My friend's comment got me thinking of something I heard a few years ago:
All Human Interaction In Life Is A Social Dance
Without realizing it, my friend who made the comment, really identified the dance, a problem in the dance with several friends and one way to end those dances.
When any combination of two people begin interacting, they begin a social "dance." They are getting to know each other and are sharing bits of themselves with the other. This sharing may include interests, likes/dislikes and more. As this interaction continues, a pattern often emerges.
- They are getting to know each other equally or one is sharing more than the other.
- They are trying to spend time together equally or one is trying noticeably more.
- They are spending approximately the same amount of money on each other or one is spending significantly more.
You get the idea...
When any relationship that is intended to be an equal friendship becomes one sided in these or other ways, the dance is out of balance. What should be done in such a situation? Should the dancer who notices the imbalance just walk away from the dance or should they point out the issue causing the imbalance with the hope of correcting the issue and continuing the dance?

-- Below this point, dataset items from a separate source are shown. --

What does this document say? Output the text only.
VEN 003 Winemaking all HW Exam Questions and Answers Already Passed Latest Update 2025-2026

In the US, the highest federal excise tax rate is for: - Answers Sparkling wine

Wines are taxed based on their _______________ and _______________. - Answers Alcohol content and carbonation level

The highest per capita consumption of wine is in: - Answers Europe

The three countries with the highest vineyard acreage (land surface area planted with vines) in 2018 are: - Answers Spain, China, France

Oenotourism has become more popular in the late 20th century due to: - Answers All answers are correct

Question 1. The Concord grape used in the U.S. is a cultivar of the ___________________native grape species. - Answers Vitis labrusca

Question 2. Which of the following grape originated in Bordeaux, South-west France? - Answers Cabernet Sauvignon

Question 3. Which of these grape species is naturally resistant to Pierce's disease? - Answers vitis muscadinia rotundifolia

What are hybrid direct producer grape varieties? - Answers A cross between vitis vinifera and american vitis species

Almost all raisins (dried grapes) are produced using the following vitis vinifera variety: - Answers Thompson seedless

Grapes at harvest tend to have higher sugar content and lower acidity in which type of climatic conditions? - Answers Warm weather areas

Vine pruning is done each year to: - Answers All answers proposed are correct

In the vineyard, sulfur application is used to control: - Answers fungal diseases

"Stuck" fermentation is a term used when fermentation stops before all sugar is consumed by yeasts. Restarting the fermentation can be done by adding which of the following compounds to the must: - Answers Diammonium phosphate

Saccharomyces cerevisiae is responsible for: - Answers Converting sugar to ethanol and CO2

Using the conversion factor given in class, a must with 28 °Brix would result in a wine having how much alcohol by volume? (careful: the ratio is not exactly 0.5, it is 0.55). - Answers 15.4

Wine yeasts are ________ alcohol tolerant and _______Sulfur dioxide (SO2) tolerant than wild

The answer to that is fairly simple: How much do you care about your dance partner?
If you do care about your dance partner, tell them how when they do or don't do or say or don't say such-and-such, they are stepping on your toes in this dance and it hurts. It could be that they don't notice what their feet are doing and just need to be told.
Maybe you've already tried that and your feet are still getting squashed. Taking a break in the social dance and explaining to your dance partner why you're taking a break may be all you need to do to allow your feet to heal. This may also give time for your dance partner to get social interaction dancing lessons. And speaking of dancing lessons, it could be that taking lessons together will solve the entire situation. (Allow me to step out of this analogy for a moment to make a point very clear. These "dance lessons" may be individual, group or marriage counseling, depending on your dance environment.) By doing this, you've started your dance break or lessons on friendly terms and will probably be able to resume dancing some time in the near future.
If you do resume dancing and your feet are no longer getting squashed, you've saved your life of dancing with your partner. If your feet are still getting squashed, it may very well be time for more combined dance lessons or to stop dancing with that dance partner, let your feet heal and find a new dance partner.
If you really don't care about your dance partner or really don't have an already established dance relationship with them, you might want to explain to them why you're stopping your dance or you might want to quietly stop dancing and just leave the party without saying anything. Explaining may help them dance better with their next dance partner but not be wise.